Un links est bâti sur du sable, en bord de mer, avec une herbe rase et un sol qui draine. Trois conséquences directes : la balle rebondit et roule beaucoup plus qu’ailleurs, le vent n’est jamais coupé par des arbres, et les bunkers sont profonds, souvent à bords verticaux, faits pour vous coûter un coup.

La quatrième conséquence est moins évidente : les greens sont ouverts devant. Sur un parcours de parc, on porte la balle jusqu’au drapeau parce qu’il faut passer un bunker ou un obstacle d’eau. Sur un links, on peut faire rouler la balle sur trente mètres avant le green, et c’est souvent le coup le plus sûr.

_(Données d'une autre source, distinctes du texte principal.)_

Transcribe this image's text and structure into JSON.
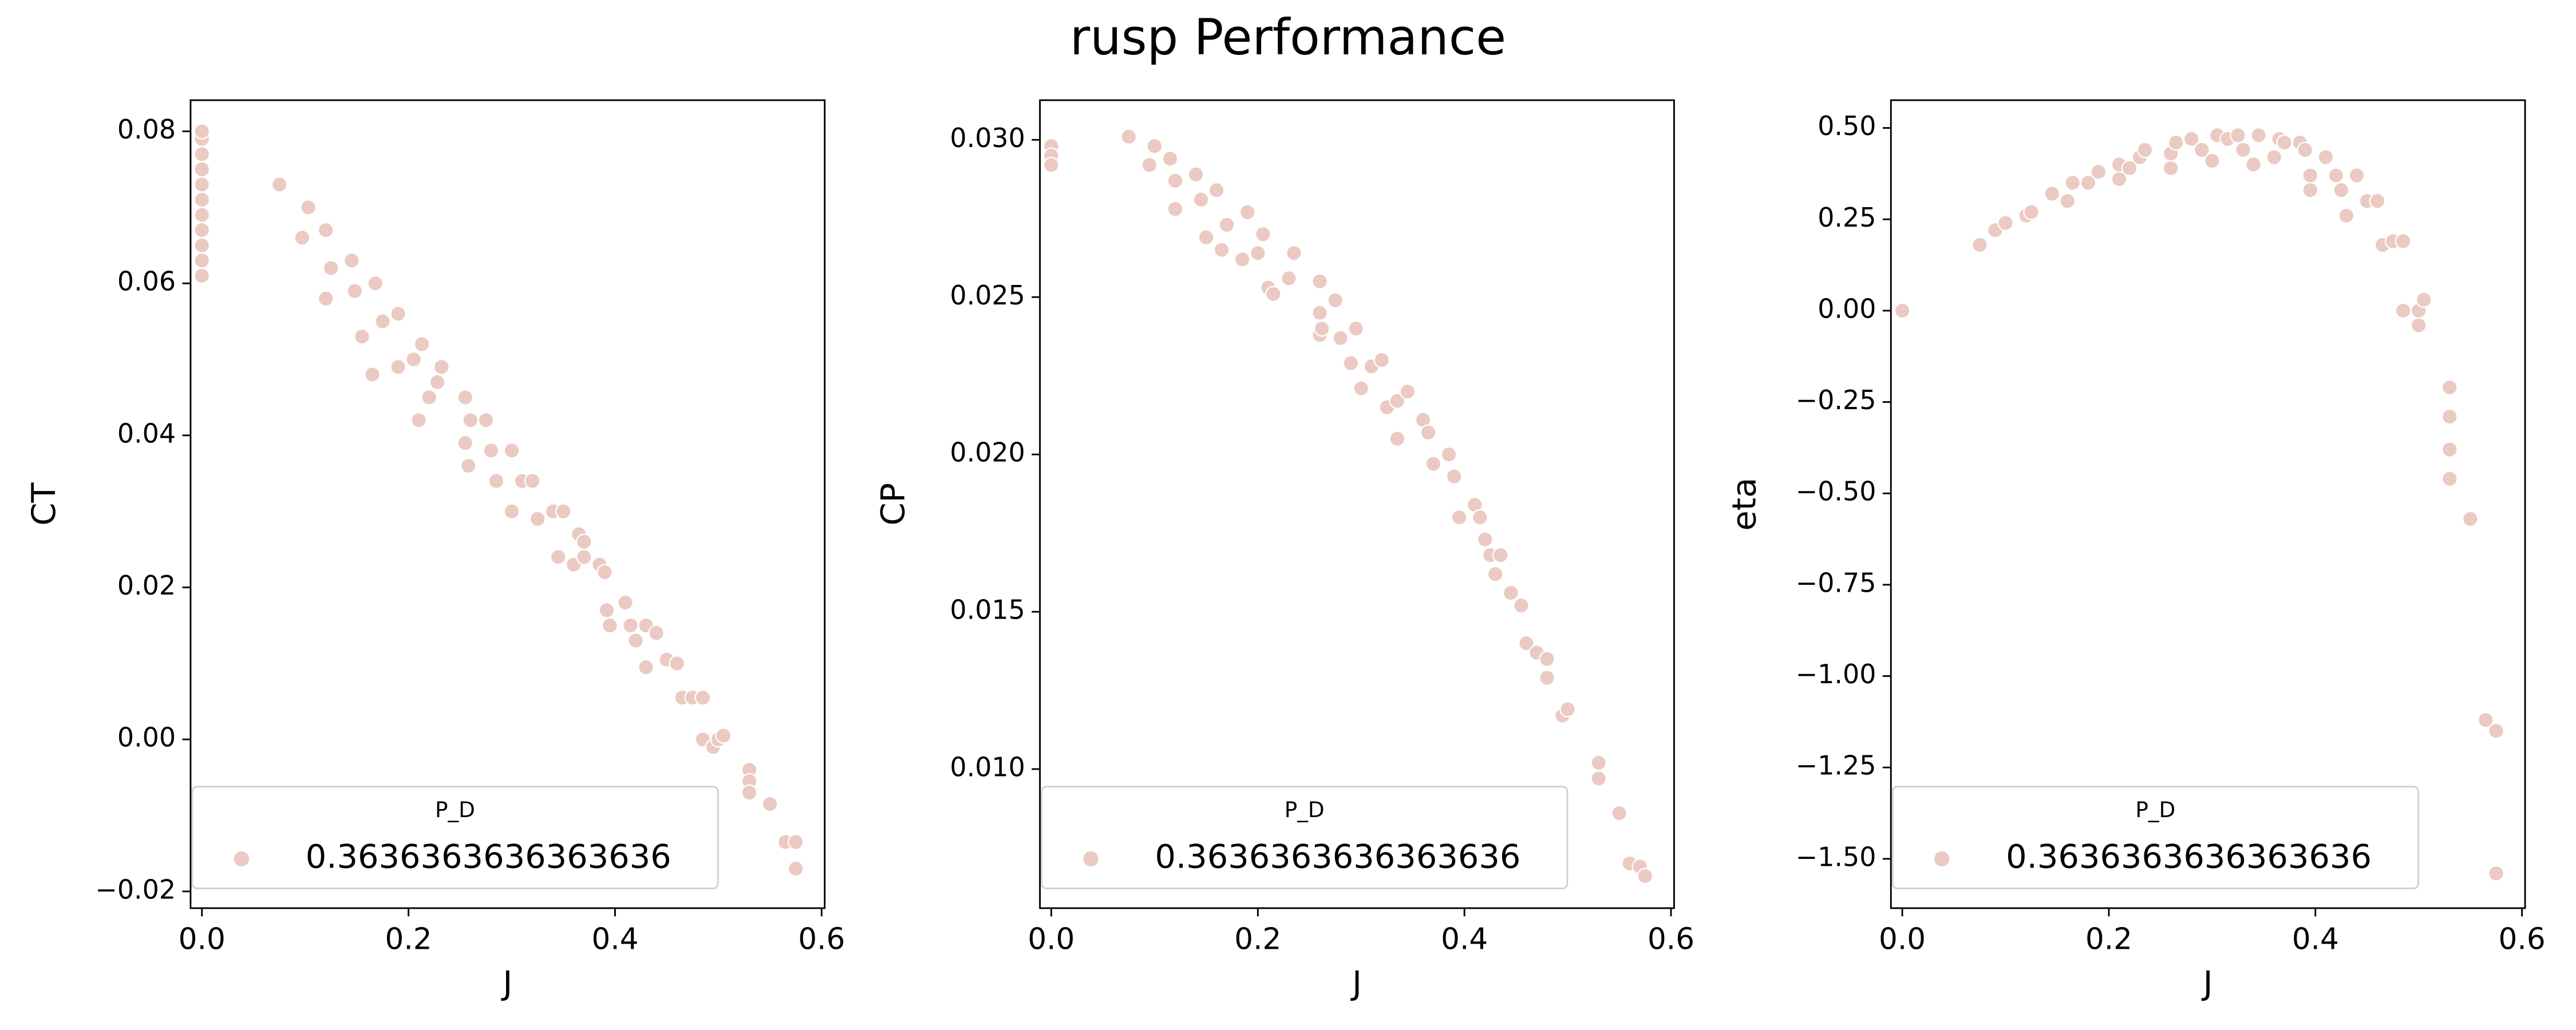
{
  "title": "rusp Performance",
  "chart_data": [
    {
      "type": "scatter",
      "xlabel": "J",
      "ylabel": "CT",
      "legend_title": "P_D",
      "legend": "lower left",
      "xlim": [
        -0.011,
        0.603
      ],
      "ylim": [
        -0.0222,
        0.0841
      ],
      "xticks": [
        {
          "value": 0,
          "label": "0.0"
        },
        0.2,
        0.4,
        0.6
      ],
      "yticks": [
        {
          "value": -0.02,
          "label": "−0.02"
        },
        {
          "value": 0,
          "label": "0.00"
        },
        0.02,
        0.04,
        0.06,
        0.08
      ],
      "series": [
        {
          "name": "0.3636363636363636",
          "color": "#eacac2",
          "x": [
            0,
            0,
            0,
            0,
            0,
            0,
            0,
            0,
            0,
            0,
            0,
            0.075,
            0.097,
            0.103,
            0.12,
            0.12,
            0.125,
            0.145,
            0.148,
            0.155,
            0.165,
            0.168,
            0.175,
            0.19,
            0.19,
            0.205,
            0.21,
            0.213,
            0.22,
            0.228,
            0.232,
            0.255,
            0.255,
            0.258,
            0.26,
            0.275,
            0.28,
            0.285,
            0.3,
            0.3,
            0.31,
            0.32,
            0.325,
            0.34,
            0.345,
            0.35,
            0.36,
            0.365,
            0.37,
            0.37,
            0.385,
            0.39,
            0.392,
            0.395,
            0.41,
            0.415,
            0.42,
            0.43,
            0.43,
            0.44,
            0.45,
            0.46,
            0.465,
            0.475,
            0.485,
            0.485,
            0.495,
            0.5,
            0.505,
            0.53,
            0.53,
            0.53,
            0.55,
            0.565,
            0.575,
            0.575
          ],
          "values": [
            0.061,
            0.063,
            0.065,
            0.067,
            0.069,
            0.071,
            0.073,
            0.075,
            0.077,
            0.079,
            0.08,
            0.073,
            0.066,
            0.07,
            0.058,
            0.067,
            0.062,
            0.063,
            0.059,
            0.053,
            0.048,
            0.06,
            0.055,
            0.049,
            0.056,
            0.05,
            0.042,
            0.052,
            0.045,
            0.047,
            0.049,
            0.045,
            0.039,
            0.036,
            0.042,
            0.042,
            0.038,
            0.034,
            0.038,
            0.03,
            0.034,
            0.034,
            0.029,
            0.03,
            0.024,
            0.03,
            0.023,
            0.027,
            0.026,
            0.024,
            0.023,
            0.022,
            0.017,
            0.015,
            0.018,
            0.015,
            0.013,
            0.0095,
            0.015,
            0.014,
            0.0105,
            0.01,
            0.0055,
            0.0055,
            0.0055,
            0,
            -0.001,
            0,
            0.0005,
            -0.004,
            -0.0055,
            -0.007,
            -0.0085,
            -0.0135,
            -0.0135,
            -0.017
          ]
        }
      ]
    },
    {
      "type": "scatter",
      "xlabel": "J",
      "ylabel": "CP",
      "legend_title": "P_D",
      "legend": "lower left",
      "xlim": [
        -0.011,
        0.603
      ],
      "ylim": [
        0.00558,
        0.03126
      ],
      "xticks": [
        {
          "value": 0,
          "label": "0.0"
        },
        0.2,
        0.4,
        0.6
      ],
      "yticks": [
        {
          "value": 0.01,
          "label": "0.010"
        },
        0.015,
        {
          "value": 0.02,
          "label": "0.020"
        },
        0.025,
        {
          "value": 0.03,
          "label": "0.030"
        }
      ],
      "series": [
        {
          "name": "0.3636363636363636",
          "color": "#eacac2",
          "x": [
            0,
            0,
            0,
            0.075,
            0.095,
            0.1,
            0.115,
            0.12,
            0.12,
            0.14,
            0.145,
            0.15,
            0.16,
            0.165,
            0.17,
            0.185,
            0.19,
            0.2,
            0.205,
            0.21,
            0.215,
            0.23,
            0.235,
            0.26,
            0.26,
            0.26,
            0.262,
            0.275,
            0.28,
            0.29,
            0.295,
            0.3,
            0.31,
            0.32,
            0.325,
            0.335,
            0.335,
            0.345,
            0.36,
            0.365,
            0.37,
            0.385,
            0.39,
            0.395,
            0.41,
            0.415,
            0.42,
            0.425,
            0.43,
            0.435,
            0.445,
            0.455,
            0.46,
            0.47,
            0.48,
            0.48,
            0.495,
            0.5,
            0.53,
            0.53,
            0.55,
            0.56,
            0.57,
            0.575
          ],
          "values": [
            0.0298,
            0.0295,
            0.0292,
            0.0301,
            0.0292,
            0.0298,
            0.0294,
            0.0278,
            0.0287,
            0.0289,
            0.0281,
            0.0269,
            0.0284,
            0.0265,
            0.0273,
            0.0262,
            0.0277,
            0.0264,
            0.027,
            0.0253,
            0.0251,
            0.0256,
            0.0264,
            0.0255,
            0.0245,
            0.0238,
            0.024,
            0.0249,
            0.0237,
            0.0229,
            0.024,
            0.0221,
            0.0228,
            0.023,
            0.0215,
            0.0205,
            0.0217,
            0.022,
            0.0211,
            0.0207,
            0.0197,
            0.02,
            0.0193,
            0.018,
            0.0184,
            0.018,
            0.0173,
            0.0168,
            0.0162,
            0.0168,
            0.0156,
            0.0152,
            0.014,
            0.0137,
            0.0135,
            0.0129,
            0.0117,
            0.0119,
            0.0102,
            0.0097,
            0.0086,
            0.007,
            0.0069,
            0.0066
          ]
        }
      ]
    },
    {
      "type": "scatter",
      "xlabel": "J",
      "ylabel": "eta",
      "legend_title": "P_D",
      "legend": "lower left",
      "xlim": [
        -0.011,
        0.603
      ],
      "ylim": [
        -1.635,
        0.576
      ],
      "xticks": [
        {
          "value": 0,
          "label": "0.0"
        },
        0.2,
        0.4,
        0.6
      ],
      "yticks": [
        {
          "value": -1.5,
          "label": "−1.50"
        },
        {
          "value": -1.25,
          "label": "−1.25"
        },
        {
          "value": -1,
          "label": "−1.00"
        },
        {
          "value": -0.75,
          "label": "−0.75"
        },
        {
          "value": -0.5,
          "label": "−0.50"
        },
        {
          "value": -0.25,
          "label": "−0.25"
        },
        {
          "value": 0,
          "label": "0.00"
        },
        0.25,
        {
          "value": 0.5,
          "label": "0.50"
        }
      ],
      "series": [
        {
          "name": "0.3636363636363636",
          "color": "#eacac2",
          "x": [
            0,
            0.075,
            0.09,
            0.1,
            0.12,
            0.125,
            0.145,
            0.16,
            0.165,
            0.18,
            0.19,
            0.21,
            0.21,
            0.22,
            0.23,
            0.235,
            0.26,
            0.26,
            0.265,
            0.28,
            0.29,
            0.3,
            0.305,
            0.315,
            0.325,
            0.33,
            0.34,
            0.345,
            0.36,
            0.365,
            0.37,
            0.385,
            0.39,
            0.395,
            0.395,
            0.41,
            0.42,
            0.425,
            0.43,
            0.44,
            0.45,
            0.46,
            0.465,
            0.475,
            0.485,
            0.485,
            0.5,
            0.5,
            0.505,
            0.53,
            0.53,
            0.53,
            0.53,
            0.55,
            0.565,
            0.575,
            0.575
          ],
          "values": [
            0,
            0.18,
            0.22,
            0.24,
            0.26,
            0.27,
            0.32,
            0.3,
            0.35,
            0.35,
            0.38,
            0.36,
            0.4,
            0.39,
            0.42,
            0.44,
            0.39,
            0.43,
            0.46,
            0.47,
            0.44,
            0.41,
            0.48,
            0.47,
            0.48,
            0.44,
            0.4,
            0.48,
            0.42,
            0.47,
            0.46,
            0.46,
            0.44,
            0.37,
            0.33,
            0.42,
            0.37,
            0.33,
            0.26,
            0.37,
            0.3,
            0.3,
            0.18,
            0.19,
            0.19,
            0,
            -0.04,
            0,
            0.03,
            -0.21,
            -0.29,
            -0.38,
            -0.46,
            -0.57,
            -1.12,
            -1.15,
            -1.54
          ]
        }
      ]
    }
  ]
}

Le coup à apprendre avant de partir

Le bump-and-run, ou coup roulé, est le geste de base du links. Un fer 7 ou 8, la balle légèrement en arrière dans le stance, le poids sur le pied avant, un mouvement de putting allongé. La balle part bas, atterrit tôt et court jusqu’au drapeau.

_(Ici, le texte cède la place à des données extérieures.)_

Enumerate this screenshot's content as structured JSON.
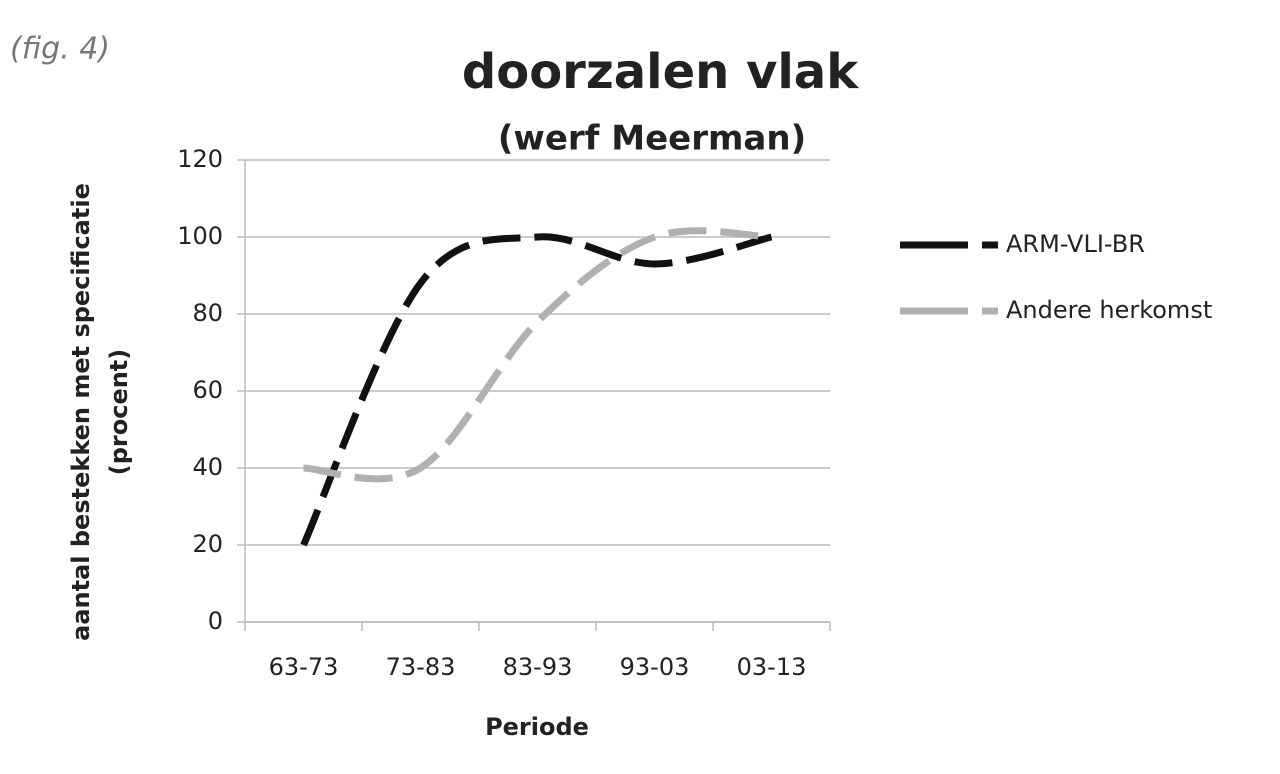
{
  "chart_data": {
    "type": "line",
    "figure_label": "(fig. 4)",
    "title": "doorzalen vlak",
    "subtitle": "(werf Meerman)",
    "y_label": [
      "aantal bestekken met specificatie",
      "(procent)"
    ],
    "x_label": "Periode",
    "categories": [
      "63-73",
      "73-83",
      "83-93",
      "93-03",
      "03-13"
    ],
    "series": [
      {
        "name": "ARM-VLI-BR",
        "color": "#111111",
        "values": [
          20,
          88,
          100,
          93,
          100
        ]
      },
      {
        "name": "Andere herkomst",
        "color": "#b0b0b0",
        "values": [
          40,
          40,
          78,
          100,
          100
        ]
      }
    ],
    "ylim": [
      0,
      120
    ],
    "yticks": [
      0,
      20,
      40,
      60,
      80,
      100,
      120
    ],
    "grid": true,
    "smooth": true,
    "dashed": true,
    "legend": "right"
  }
}
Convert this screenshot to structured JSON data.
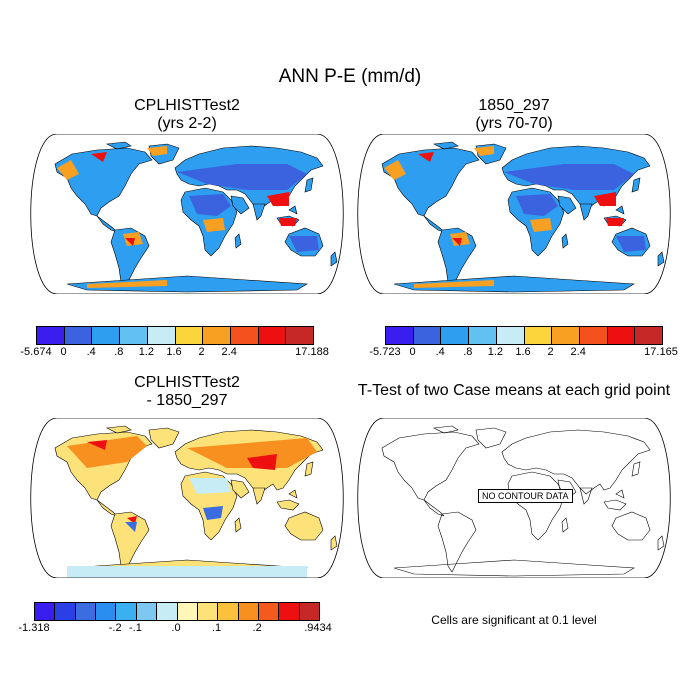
{
  "title": "ANN P-E (mm/d)",
  "panels": {
    "case1": {
      "title": "CPLHISTTest2",
      "subtitle": "(yrs 2-2)"
    },
    "case2": {
      "title": "1850_297",
      "subtitle": "(yrs 70-70)"
    },
    "diff": {
      "title": "CPLHISTTest2",
      "subtitle": "- 1850_297"
    },
    "ttest": {
      "title": "T-Test of two Case means at each grid point",
      "message": "NO CONTOUR DATA",
      "footnote": "Cells are significant at 0.1 level"
    }
  },
  "colorbars": {
    "case1": {
      "colors": [
        "#3a1ef0",
        "#3b63e0",
        "#2e9ef0",
        "#62c1f0",
        "#c8ecf5",
        "#fad63c",
        "#f8a021",
        "#f4511e",
        "#ee1010",
        "#c62828"
      ],
      "labels": [
        "-5.674",
        "0",
        ".4",
        ".8",
        "1.2",
        "1.6",
        "2",
        "2.4",
        "17.188"
      ]
    },
    "case2": {
      "colors": [
        "#3a1ef0",
        "#3b63e0",
        "#2e9ef0",
        "#62c1f0",
        "#c8ecf5",
        "#fad63c",
        "#f8a021",
        "#f4511e",
        "#ee1010",
        "#c62828"
      ],
      "labels": [
        "-5.723",
        "0",
        ".4",
        ".8",
        "1.2",
        "1.6",
        "2",
        "2.4",
        "17.165"
      ]
    },
    "diff": {
      "colors": [
        "#3a1ef0",
        "#2b3fe6",
        "#3b6de0",
        "#2a8ef0",
        "#3ab0f0",
        "#7cc8f0",
        "#c8ecf5",
        "#fff6b8",
        "#fde27a",
        "#fbc03c",
        "#f8901f",
        "#f45a1e",
        "#ee1010",
        "#c62828"
      ],
      "labels": [
        "-1.318",
        "-.2",
        "-.1",
        ".0",
        ".1",
        ".2",
        ".9434"
      ]
    }
  }
}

Sur un links, le coup le plus intelligent est presque toujours celui qui reste le plus près du sol.

Entraînez-vous à ce coup une semaine avant de partir, sur un terrain sec si possible. La difficulté n’est pas technique, elle est mentale : il faut accepter de viser un point d’atterrissage à quinze mètres devant le green et de laisser le terrain faire le reste.

Jouer avec le vent, pas contre lui

Face au vent, la faute universelle est de frapper plus fort. Plus de vitesse veut dire plus d’effet rétro, donc une balle qui monte, se cabre et tombe court. Le bon réflexe est l’inverse : prenez deux clubs de plus et faites un swing à 80 %, balle un peu reculée, mains devant, finition raccourcie.

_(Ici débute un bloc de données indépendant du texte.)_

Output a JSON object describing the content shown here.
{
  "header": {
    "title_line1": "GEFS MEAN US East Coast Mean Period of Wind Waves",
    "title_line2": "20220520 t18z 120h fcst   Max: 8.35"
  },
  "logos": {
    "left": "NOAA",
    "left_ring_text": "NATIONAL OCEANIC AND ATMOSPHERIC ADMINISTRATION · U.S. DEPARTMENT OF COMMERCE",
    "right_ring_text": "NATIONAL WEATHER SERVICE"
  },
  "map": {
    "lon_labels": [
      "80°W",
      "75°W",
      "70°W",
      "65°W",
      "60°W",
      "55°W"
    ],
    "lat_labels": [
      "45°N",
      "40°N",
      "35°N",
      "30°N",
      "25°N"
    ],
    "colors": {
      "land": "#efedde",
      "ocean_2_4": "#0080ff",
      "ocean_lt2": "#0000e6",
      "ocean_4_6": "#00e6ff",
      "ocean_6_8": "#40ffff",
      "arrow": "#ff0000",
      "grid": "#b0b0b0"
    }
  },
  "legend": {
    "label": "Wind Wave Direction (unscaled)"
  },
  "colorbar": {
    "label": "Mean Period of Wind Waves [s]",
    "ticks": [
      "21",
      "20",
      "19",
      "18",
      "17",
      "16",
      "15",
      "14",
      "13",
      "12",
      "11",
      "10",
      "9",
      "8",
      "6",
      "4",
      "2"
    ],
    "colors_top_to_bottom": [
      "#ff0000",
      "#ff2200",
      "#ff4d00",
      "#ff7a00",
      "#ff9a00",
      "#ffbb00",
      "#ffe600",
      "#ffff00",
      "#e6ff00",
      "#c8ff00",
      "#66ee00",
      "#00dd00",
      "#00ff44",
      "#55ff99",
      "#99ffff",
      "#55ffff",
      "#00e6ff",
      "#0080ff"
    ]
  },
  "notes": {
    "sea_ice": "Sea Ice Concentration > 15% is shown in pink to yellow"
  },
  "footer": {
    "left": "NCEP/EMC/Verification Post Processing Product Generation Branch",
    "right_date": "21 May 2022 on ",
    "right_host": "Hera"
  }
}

Vent de dos, la balle vole plus loin mais s’arrête moins ; prévoyez le rebond et visez court. Vent de travers, décidez si vous jouez avec la dérive ou si vous la combattez, mais ne changez pas d’avis au sommet du backswing.

Les bunkers de links

Un bunker de links n’est pas un obstacle décoratif. Beaucoup ont des bords si hauts qu’aucun coup vers le drapeau n’est possible. La règle est simple et coûte de l’orgueil : sortez sur le côté ou en arrière, du côté où le bord est le plus bas. Un coup perdu vaut mieux que trois coups à essayer de franchir un mur de sable.

La préparation pratique

  • Emportez un vêtement de pluie qui laisse passer le mouvement, et une casquette qui tient au vent.
  • Deux gants, pour en avoir un sec.
  • Des chaussures à crampons plutôt que des semelles lisses : le sol dur et incliné ne pardonne pas.
  • Une balle de compression plus basse aide certains joueurs par vent fort, mais ne changez pas de balle la veille d’un tour important.

Le bon état d’esprit

Un links produit des rebonds injustes. Une balle parfaitement frappée peut finir dans un creux, une balle moyenne peut rouler jusqu’au drapeau. C’est le jeu, et c’est même la raison d’être de ce type de parcours. Le joueur qui s’énerve après le troisième mauvais rebond finit toujours par jouer plus mal que celui qui hausse les épaules.

Si vous préparez un premier voyage, choisissez un links accessible plutôt que le plus prestigieux : vous y jouerez plus détendu, et vous garderez le grand nom pour un moment où vous saurez quoi en faire.